Ничего нет грустнее опустелой хаты: так и веет отовсюду трупом и смертью. Несколько уже месяцев никто не жил в хате Прокопа, и она начала зарастать плесенью и грибами; в расселинах семена трав и хлебов пустили хилые, желтоватые проростки, лишенные свежего воздуха и света; сырость сочилась сквозь стены; серый мох обозначался по земляному полу, и множество червей заводилось уже в развалинах. Но Ермоле все казалось хорошим, оживленным близостью Родионка и, подкрепленный надеждой видеться с ним, он уже обдумал, как пособить горю. Приделав окно, он затопил печь, вымел пол, вытер стены, отпер дверь и, сдвинув две лавки, лег на них отдохнуть после продолжительного пути по песчаной дороге.
Fa другой день с утра Ермола возился, приводя в порядок хату, потом помогал Насте на огороде, а под вечер, зная хорошо расположение деревни, отправился ко двору пана Дружины. Из боязни быть узнанным, он вышел в сумерки и не отправился к крыльцу, откуда его прогнали так безжалостно, но тихо, в нищенской одежде поплелся тропинкой, вившейся за садами. Тропинка эта, огибая задний двор, вела на другую сторону сада, откуда через прямую аллею видны были дом и место, где преимущественно гулял Родионка. Мальчика выпускали одного, потому что сад был обнесен забором, и он не мог из него выйти. На этот раз в аллее было пусто, и Ермола увидел только одного садовника сквозь щели частокола. В окне у Родионки светилось: старик посмотрел туда, вздохнул и отправился в свое логовище.
Как-то Ермоле стало легче на сердце, когда он очутился недалеко от Родионки. Он занялся немного по хозяйству, закусил и лег спать гораздо веселее обыкновенного. Настя не позабыла об его ужине: старик нашел тщательно закрытый горшочек с кашей, которой могло хватить дня на два.

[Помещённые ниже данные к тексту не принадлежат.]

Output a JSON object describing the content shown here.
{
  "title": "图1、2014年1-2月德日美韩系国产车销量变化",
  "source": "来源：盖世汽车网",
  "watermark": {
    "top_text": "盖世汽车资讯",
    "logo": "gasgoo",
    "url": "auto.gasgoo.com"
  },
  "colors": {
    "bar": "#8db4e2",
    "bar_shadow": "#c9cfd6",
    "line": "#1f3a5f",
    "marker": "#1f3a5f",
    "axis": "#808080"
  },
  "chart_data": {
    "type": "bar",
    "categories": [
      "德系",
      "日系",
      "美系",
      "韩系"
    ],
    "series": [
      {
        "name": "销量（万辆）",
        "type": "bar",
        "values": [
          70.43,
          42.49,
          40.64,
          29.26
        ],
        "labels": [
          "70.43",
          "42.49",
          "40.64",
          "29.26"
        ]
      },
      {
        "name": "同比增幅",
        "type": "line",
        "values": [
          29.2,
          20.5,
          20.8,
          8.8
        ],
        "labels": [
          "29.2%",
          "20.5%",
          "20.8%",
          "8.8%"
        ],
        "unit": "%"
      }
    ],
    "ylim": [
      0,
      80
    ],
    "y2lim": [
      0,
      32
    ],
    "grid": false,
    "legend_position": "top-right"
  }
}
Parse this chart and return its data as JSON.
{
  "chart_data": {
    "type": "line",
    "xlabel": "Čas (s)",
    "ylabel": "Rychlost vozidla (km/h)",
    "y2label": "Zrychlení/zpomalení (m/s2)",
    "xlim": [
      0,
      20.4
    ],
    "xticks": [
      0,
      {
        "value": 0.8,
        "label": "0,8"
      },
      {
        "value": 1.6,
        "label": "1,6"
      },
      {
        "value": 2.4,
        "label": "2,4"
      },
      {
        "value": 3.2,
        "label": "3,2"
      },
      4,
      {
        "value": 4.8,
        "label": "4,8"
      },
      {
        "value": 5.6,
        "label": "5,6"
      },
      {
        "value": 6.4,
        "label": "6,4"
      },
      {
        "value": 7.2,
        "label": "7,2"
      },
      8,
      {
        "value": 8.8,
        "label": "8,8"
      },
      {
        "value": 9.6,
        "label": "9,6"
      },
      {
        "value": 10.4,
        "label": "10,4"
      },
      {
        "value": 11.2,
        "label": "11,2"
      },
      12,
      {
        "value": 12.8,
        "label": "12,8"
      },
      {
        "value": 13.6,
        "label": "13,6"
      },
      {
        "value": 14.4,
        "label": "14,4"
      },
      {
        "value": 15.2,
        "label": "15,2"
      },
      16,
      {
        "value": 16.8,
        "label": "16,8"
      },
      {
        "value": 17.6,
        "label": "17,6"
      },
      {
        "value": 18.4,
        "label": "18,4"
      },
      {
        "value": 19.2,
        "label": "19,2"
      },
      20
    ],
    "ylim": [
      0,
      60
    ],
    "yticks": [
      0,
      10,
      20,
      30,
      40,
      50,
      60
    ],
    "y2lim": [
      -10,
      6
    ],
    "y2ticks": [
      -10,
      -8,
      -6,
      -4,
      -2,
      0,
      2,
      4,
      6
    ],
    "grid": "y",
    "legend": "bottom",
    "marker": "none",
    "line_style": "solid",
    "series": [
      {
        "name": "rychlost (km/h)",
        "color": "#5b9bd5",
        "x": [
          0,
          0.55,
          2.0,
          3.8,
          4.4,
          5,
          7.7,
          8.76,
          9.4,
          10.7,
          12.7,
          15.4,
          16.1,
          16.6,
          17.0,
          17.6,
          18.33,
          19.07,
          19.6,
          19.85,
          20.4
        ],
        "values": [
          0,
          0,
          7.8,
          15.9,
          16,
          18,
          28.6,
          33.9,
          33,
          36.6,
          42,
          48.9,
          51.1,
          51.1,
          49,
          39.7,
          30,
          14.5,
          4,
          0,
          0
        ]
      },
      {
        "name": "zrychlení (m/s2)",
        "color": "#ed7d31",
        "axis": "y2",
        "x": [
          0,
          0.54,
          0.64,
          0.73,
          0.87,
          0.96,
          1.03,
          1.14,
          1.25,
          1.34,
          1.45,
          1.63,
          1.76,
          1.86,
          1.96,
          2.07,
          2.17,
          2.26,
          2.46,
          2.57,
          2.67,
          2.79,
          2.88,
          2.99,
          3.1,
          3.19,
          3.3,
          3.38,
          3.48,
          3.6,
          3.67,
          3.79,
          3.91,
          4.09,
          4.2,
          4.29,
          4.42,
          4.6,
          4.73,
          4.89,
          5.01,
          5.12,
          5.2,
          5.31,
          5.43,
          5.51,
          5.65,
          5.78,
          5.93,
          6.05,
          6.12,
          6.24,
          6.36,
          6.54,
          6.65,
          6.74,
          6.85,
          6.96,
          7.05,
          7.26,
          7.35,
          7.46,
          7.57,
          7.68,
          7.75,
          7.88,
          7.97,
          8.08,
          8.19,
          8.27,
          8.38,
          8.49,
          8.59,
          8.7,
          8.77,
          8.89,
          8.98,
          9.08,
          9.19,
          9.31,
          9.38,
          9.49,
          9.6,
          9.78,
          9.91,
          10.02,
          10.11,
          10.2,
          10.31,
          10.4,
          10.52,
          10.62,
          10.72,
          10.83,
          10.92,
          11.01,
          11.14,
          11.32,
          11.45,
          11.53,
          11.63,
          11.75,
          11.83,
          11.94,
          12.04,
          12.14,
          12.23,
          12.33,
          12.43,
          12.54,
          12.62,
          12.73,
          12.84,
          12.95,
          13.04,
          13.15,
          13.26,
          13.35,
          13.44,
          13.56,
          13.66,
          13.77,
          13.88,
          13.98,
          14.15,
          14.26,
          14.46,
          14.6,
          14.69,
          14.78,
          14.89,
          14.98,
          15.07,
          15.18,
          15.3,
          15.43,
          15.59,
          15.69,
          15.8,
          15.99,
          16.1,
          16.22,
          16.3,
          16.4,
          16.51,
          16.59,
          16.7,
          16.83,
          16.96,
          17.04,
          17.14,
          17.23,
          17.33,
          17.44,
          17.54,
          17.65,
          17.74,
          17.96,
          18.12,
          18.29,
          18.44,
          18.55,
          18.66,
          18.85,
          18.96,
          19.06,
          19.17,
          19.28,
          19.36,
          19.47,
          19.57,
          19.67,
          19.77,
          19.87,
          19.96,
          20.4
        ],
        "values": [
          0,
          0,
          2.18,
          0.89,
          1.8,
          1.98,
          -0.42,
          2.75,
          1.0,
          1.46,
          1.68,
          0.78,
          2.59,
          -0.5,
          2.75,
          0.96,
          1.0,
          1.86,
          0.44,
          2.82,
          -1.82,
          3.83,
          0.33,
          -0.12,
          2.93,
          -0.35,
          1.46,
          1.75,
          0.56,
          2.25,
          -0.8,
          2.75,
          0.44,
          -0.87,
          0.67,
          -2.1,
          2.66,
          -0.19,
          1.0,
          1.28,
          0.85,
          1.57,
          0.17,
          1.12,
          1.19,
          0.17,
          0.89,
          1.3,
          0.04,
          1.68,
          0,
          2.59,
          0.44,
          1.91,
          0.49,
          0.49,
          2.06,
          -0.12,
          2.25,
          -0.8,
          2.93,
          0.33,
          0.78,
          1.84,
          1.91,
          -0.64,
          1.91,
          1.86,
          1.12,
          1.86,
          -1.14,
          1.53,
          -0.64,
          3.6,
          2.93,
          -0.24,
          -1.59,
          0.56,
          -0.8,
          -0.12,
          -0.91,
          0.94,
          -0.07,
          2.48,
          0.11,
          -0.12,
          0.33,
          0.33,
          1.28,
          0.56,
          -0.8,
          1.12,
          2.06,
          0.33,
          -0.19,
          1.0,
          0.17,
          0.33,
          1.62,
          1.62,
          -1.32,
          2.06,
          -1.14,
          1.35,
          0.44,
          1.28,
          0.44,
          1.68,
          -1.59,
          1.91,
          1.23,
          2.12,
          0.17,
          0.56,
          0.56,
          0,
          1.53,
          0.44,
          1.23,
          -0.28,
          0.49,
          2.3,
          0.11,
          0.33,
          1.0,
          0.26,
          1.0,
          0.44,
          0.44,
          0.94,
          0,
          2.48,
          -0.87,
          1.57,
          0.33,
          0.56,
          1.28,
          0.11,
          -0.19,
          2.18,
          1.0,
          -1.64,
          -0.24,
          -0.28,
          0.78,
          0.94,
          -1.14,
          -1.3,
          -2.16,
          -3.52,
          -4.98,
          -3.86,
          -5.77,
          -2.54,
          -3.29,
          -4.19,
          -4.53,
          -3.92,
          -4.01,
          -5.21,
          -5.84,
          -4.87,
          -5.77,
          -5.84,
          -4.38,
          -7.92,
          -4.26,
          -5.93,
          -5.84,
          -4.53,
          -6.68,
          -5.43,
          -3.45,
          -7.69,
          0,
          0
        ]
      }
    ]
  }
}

Другой день Ермола провел почти таким же образом, потом ежедневно ходил к панскому саду. Долго прогулки его были безуспешны. Наконец, однажды, увидел он Родионку, проходившего по аллейке близ частокола. Старик кликнул его потихоньку, и мальчик остановился, как вкопанный.
— Родионка, подойди хоть на минуту ко мне, Бога ради, и проговори одно слово!
При звуках столь знакомого, хоть и сдержанного голоса, мальчик вздрогнул и в минуту был уже на частоколе.
— Ах, тятя, это вы? Что вы здесь делаете?
— Тише, тише! Не выдай меня. Я пришел к тебе.
— Давно?
— Уже несколько дней.
— Где же вы живете?
— В Прокоповой пустке… О, не выдавай меня: мы будем видеться каждый вечер… Только, сынок, веди себя осторожнее.
Родионка весь раскраснелся; но в саду раздался чей-то голос, и Ермола исчез, а Родионка притворился, что влез на частокол, добираясь до гнезда на ближнем дереве.
Его за это побранили и отправили в комнаты из боязни, чтобы не простудился; никто, однако же, не заметил перемены в Роди-онке, который не спал до рассвета.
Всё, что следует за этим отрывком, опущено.